Las ciudades queridas forman una sola ciudad, están unas dentro de otras, como si fuesen muñecas rusas. Perderse en una ciudad significa casi siempre encontrarse con uno mismo, pero en algunas ocasiones afortunadas significa también encontrarse con uno mismo y con otra ciudad. En 1977, Francisco Ayala viajó a Buenos Aires para participar en un Diálogo de culturas organizado por la Unesco. Durante una recepción en el Hotel Plaza se encontró con su amigo Jorge Luis Borges, antiguo compañero de noches literarias y de inquietudes antiperonistas en los años del exilio argentino.
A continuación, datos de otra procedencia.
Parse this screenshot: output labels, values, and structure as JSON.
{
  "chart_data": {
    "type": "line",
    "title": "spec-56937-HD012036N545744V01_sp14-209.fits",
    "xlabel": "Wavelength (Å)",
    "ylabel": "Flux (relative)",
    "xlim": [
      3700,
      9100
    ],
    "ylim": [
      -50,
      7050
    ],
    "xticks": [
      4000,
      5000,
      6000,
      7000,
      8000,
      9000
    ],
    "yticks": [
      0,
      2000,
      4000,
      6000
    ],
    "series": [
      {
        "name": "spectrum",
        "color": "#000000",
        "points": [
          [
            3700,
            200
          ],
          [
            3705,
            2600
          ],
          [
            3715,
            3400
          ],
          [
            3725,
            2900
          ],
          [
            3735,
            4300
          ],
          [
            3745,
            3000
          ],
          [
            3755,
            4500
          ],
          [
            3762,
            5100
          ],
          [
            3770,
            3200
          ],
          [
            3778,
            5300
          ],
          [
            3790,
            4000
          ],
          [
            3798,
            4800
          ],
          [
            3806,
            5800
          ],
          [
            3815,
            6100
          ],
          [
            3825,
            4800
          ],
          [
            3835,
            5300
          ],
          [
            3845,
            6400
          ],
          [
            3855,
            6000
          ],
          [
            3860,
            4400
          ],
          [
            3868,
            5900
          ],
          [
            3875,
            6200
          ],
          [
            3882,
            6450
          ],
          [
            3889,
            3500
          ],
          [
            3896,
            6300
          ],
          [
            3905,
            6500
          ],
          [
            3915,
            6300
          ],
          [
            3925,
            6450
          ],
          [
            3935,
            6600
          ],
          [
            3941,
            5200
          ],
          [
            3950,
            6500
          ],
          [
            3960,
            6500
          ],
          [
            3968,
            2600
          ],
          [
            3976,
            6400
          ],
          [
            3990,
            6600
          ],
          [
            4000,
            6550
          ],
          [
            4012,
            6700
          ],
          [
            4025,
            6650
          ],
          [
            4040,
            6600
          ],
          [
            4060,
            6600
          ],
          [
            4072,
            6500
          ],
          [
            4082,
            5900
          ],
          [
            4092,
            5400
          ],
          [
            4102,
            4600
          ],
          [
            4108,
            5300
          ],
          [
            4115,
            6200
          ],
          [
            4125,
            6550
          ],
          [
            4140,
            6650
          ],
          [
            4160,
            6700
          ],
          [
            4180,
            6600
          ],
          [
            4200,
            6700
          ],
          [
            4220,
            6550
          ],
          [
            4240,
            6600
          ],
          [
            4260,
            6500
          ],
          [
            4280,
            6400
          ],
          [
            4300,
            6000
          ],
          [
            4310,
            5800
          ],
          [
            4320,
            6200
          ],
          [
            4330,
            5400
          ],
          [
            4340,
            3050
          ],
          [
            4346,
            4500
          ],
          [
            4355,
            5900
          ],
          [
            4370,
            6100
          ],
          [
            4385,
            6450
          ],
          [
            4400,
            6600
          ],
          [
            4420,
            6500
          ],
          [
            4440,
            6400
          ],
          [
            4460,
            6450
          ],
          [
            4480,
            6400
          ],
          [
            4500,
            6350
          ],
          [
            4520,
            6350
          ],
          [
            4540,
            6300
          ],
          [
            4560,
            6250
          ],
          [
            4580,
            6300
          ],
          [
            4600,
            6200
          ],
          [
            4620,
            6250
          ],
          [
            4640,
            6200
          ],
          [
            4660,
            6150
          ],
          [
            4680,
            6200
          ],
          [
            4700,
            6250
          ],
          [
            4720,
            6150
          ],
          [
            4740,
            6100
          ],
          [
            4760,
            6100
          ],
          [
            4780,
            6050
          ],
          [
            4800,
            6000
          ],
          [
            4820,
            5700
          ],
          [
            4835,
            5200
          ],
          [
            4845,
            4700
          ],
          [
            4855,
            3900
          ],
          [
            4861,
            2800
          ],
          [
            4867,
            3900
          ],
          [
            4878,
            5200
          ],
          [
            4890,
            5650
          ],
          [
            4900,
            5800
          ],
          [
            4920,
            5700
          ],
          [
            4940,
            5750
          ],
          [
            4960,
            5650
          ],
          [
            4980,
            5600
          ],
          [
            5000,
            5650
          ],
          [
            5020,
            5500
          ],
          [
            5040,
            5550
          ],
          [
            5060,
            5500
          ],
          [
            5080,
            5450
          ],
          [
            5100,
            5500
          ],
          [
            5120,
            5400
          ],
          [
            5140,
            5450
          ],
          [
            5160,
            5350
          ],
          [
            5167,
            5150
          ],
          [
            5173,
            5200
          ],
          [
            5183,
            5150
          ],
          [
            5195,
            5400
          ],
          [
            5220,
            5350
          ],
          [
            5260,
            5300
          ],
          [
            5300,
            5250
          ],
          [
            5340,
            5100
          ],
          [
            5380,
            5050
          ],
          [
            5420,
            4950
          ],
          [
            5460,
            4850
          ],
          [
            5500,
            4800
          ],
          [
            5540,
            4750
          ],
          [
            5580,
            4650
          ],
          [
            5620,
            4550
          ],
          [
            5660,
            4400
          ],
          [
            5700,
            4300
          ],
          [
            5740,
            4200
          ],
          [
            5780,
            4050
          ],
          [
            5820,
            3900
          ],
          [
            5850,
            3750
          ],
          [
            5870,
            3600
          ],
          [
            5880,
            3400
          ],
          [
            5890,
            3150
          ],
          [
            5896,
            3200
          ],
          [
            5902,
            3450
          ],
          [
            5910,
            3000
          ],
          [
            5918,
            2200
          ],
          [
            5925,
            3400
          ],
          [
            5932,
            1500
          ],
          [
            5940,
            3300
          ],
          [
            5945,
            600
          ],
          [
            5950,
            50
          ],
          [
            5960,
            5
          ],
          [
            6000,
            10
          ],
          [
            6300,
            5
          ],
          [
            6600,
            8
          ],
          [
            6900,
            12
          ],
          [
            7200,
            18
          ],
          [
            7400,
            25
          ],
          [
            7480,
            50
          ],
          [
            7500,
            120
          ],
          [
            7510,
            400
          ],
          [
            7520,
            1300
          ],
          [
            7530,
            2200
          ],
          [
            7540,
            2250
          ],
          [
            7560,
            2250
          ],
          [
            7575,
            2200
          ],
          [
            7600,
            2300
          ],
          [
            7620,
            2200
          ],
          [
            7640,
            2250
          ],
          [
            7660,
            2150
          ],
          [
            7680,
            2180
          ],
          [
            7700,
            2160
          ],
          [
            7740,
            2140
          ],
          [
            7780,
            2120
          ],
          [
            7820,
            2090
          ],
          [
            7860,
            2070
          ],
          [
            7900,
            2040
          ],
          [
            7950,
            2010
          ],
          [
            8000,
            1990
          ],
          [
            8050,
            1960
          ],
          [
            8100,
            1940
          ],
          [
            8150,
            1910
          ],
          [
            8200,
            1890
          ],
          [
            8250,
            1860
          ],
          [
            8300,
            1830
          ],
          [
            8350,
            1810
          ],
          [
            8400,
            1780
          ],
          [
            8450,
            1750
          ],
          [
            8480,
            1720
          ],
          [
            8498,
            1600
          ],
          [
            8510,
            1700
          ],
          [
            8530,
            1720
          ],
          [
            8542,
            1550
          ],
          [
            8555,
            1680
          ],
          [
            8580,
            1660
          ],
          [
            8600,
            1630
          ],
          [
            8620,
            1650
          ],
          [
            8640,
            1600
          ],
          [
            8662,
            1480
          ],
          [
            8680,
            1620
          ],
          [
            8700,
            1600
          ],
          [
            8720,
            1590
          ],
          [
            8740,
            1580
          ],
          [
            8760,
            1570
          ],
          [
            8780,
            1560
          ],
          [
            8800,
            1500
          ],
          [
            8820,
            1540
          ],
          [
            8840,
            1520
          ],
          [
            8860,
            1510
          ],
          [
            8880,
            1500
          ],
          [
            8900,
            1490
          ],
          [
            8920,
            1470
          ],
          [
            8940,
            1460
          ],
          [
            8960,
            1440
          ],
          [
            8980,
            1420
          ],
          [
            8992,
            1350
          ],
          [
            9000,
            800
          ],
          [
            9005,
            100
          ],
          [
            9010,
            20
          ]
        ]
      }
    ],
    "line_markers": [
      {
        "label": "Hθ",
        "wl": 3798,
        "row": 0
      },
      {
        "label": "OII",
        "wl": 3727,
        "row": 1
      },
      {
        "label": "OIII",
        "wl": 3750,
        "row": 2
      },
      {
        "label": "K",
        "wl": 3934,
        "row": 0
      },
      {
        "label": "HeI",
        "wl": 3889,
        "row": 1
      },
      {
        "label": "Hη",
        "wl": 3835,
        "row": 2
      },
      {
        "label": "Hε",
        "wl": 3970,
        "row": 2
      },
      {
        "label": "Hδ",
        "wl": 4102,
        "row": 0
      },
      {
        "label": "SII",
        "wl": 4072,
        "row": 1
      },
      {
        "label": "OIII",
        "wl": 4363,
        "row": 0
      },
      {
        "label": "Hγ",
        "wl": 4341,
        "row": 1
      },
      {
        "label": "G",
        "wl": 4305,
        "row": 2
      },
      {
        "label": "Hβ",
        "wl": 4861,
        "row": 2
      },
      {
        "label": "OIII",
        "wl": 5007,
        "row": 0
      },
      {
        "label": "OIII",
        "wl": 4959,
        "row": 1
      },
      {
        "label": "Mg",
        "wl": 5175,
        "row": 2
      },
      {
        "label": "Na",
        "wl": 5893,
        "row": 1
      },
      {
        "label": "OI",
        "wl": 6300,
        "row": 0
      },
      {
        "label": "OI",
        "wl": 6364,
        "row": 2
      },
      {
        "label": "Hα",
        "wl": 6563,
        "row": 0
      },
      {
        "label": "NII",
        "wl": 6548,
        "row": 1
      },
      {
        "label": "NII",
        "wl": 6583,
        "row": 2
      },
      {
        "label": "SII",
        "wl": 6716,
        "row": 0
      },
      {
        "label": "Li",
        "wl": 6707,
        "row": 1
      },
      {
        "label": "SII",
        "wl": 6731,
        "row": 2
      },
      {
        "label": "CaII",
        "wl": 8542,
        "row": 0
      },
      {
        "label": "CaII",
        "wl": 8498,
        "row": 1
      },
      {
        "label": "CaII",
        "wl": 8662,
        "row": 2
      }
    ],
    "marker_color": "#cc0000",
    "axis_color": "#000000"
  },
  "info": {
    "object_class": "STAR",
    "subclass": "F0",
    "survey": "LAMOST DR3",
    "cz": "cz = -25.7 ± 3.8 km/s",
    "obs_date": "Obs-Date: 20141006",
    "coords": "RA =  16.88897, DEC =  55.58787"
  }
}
Los dos escritores se apartaron a un rincón y mantuvieron una conversación larga, en la que Borges recitó de memoria un poema que acababa de escribir después de una visita a Granada. Los versos hablaban de la voz grata del agua, de la música, el jazmín y los dulces amores, cuando ya se intuyen la derrota y la muerte. El poema Alhambra, incluido en el libro Historia de la noche (1977), condensa el paseo sensorial de un ciego por el palacio árabe. El poeta se identifica con el rey que pierde una ciudad en manos de los infieles. Resulta vano el alfanje ante las largas lanzas de la multitud. Incluso resulta vano ser el mejor. Cuando se acerca a nosotros ese ejército irremediable que se llama la muerte, sólo es grata la humilde y bella dignidad de la vida.

Francisco Ayala se encontró con su ciudad en Buenos Aires. Algo parecido nos ocurrió a Antonio Jiménez Millán y a mí cuando en 1983 conseguimos que un amigo nos facilitase la entrada en casa de Borges. Con su hablar irónico y pausado, aquel día hablamos de muchas cosas. Decidido a ser amable, Borges olvidó sus incomprensiones y su pugna solitaria con Federico García Lorca. En la esquina de la conversación, como al descuido, recordó que el barco en el que navegó con su familia hacia Europa, en los primeros años del siglo XX, se llamaba Sierra Nevada. Entre Suiza y España, Borges se hizo poeta vanguardista. Años después, leyendo una biografía, me enteré de que al regresar a Buenos Aires se enamoró de una granadina, María Guerrero, y que gracias a ella comprendió el valor de la poesía clásica. Quedó atrapado en un famoso soneto de Quevedo que canta el "Amor constante más allá de la muerte".

La literatura, el amor y la memoria hacen posible la compañía real de los ausentes. He viajado a Buenos Aires para participar en un homenaje a Francisco Ayala. Una placa en el número 441 de la calle Defensa quiere recordar la significación cultural y humana del exilio argentino de Francisco. Entre 1939 y 1949, escribió sus ensayos sobre la libertad individual y los estados totalitarios, tradujo a Rilke, Moravia y Thomas Mann, volvió a la narrativa con Los usurpadores y La cabeza del cordero, y puso en marcha la revista Realidad, quizás la publicación de ideas más importante de su tiempo, con colaboraciones de Sartre, Heidegger, Eliot y un impresionante Juan Ramón Jiménez.

Me pierdo por Buenos Aires para encontrarme a mí mismo, que supone también encontrarme con los ausentes. Recorro las casas, los cafés, los rincones de Francisco Ayala y de Rafael Alberti. Luego camino hasta el edificio de la calle Maipú en el que vivía Borges. De regreso, entro en los subterráneos de Florida, donde se agolpan las librerías de viejo. Compro una antología de la poeta argentina Olga Orozco, Relámpagos de lo invisible. Llego al hotel, abro el libro y me encuentro con una foto suya de 1961, vestida de mujer árabe, con el Patio de los Leones al fondo. No me extraña que la gran poeta tuviese una debilidad de turista. Encuentro a mi ciudad dentro de otra de mis ciudades. Pienso en el jazmín, en el agua, en la poesía, en los milagros de la vida, que se justifican por sí mismos, aunque griten muy cerca los vastos ejércitos de la muerte.